Docker Labels
Define declarative tunnels using Docker container labels.
In Docker mode, rstream run --docker watches running containers and derives tunnel configuration from container labels. The model is intentionally similar to other label-driven ingress tools: the application containers declare the desired exposure, and a single agent reconciles tunnels.
Only labels with the rstream.tunnel. prefix are considered. Labels are grouped by tunnel name using the <name>.<key> pattern, and each tunnel group must define a forward label.
When a tunnel omits explicit values, the parser defaults publish=true and protocol=http.
Compose example
The example below runs the reconciler alongside two services. Each service declares a tunnel through labels.
services:
rstream:
image: rstream/rstream:latest
command: ["rstream","run","--docker"]
environment:
RSTREAM_ENGINE: "<engine>"
RSTREAM_AUTHENTICATION_TOKEN: "<token>"
volumes:
- /var/run/docker.sock:/var/run/docker.sock
api:
image: my-api:latest
labels:
rstream.tunnel.api.forward: "8080"
rstream.tunnel.api.publish: "true"
rstream.tunnel.api.protocol: "http"
rstream.tunnel.api.http.auth.token: "true"
admin:
image: my-admin:latest
labels:
rstream.tunnel.admin.forward: "9000"
rstream.tunnel.admin.publish: "true"
rstream.tunnel.admin.protocol: "http"
rstream.tunnel.admin.http.auth.rstream: "true"Label schema
The top-level keys under each tunnel name include forward, publish, protocol, type, host, upstream-tls, trusted-ips, geoip, label.<key>, and nested keys under http.* and tls.*. Unknown keys are rejected.
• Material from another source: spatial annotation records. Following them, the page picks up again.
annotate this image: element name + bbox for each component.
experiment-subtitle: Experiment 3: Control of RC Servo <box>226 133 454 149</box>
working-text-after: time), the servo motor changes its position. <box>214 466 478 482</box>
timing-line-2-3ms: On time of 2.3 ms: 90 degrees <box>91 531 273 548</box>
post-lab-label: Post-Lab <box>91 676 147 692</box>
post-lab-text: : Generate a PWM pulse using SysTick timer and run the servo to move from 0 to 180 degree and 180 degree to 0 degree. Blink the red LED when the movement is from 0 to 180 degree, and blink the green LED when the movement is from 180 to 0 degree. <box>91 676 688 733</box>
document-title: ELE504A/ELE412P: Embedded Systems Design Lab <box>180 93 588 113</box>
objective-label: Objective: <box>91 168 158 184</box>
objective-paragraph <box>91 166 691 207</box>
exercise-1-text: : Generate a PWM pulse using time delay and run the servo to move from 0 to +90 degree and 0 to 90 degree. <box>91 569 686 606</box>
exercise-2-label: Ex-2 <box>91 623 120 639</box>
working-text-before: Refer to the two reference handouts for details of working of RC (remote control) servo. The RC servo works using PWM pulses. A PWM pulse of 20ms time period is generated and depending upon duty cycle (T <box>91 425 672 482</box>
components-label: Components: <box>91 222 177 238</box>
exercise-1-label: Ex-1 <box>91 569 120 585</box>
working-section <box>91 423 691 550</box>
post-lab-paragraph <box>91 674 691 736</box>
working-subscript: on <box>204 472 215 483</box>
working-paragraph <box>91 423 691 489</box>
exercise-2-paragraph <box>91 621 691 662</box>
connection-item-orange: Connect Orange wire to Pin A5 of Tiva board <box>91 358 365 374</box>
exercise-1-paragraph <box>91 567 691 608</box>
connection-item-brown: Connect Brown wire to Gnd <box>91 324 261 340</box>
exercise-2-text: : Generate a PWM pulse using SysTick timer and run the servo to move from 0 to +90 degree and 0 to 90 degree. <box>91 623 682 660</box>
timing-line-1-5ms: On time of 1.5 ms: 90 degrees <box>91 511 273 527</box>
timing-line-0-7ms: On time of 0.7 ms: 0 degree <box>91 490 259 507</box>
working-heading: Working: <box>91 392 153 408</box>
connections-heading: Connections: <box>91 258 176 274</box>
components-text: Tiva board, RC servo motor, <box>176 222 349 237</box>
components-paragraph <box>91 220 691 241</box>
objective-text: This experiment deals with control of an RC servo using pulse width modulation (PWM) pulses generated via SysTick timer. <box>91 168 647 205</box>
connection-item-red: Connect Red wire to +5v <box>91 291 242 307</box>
The table below lists the most commonly used label keys.
| Label | Meaning |
|---|---|
rstream.tunnel.<name>.forward | Upstream target as port or host:port. |
rstream.tunnel.<name>.publish | Whether the tunnel is published. |
rstream.tunnel.<name>.protocol | Tunnel protocol (http, tls, dtls, quic). |
rstream.tunnel.<name>.host | Requested stable domain hostname. |
rstream.tunnel.<name>.upstream-tls | Enable TLS between engine and upstream. |
rstream.tunnel.<name>.label.<k> | User-defined label attached to the tunnel. |
rstream.tunnel.<name>.http.version | Upstream HTTP version (http/1.1, h2c, h3). |
rstream.tunnel.<name>.http.upstreamTLS | Deprecated HTTP-only alias for upstream TLS. |
rstream.tunnel.<name>.http.auth.token | Enable token authentication. |
rstream.tunnel.<name>.http.auth.rstream | Enable rstream auth. |
rstream.tunnel.<name>.http.gate.challenge | Enable challenge mode. |
rstream.tunnel.<name>.tls.alpns | Comma-separated custom ALPN values for TLS, DTLS, or QUIC tunnels. |
The host label maps to the tunnel hostname property and is validated as a stable domain inside the current project namespace.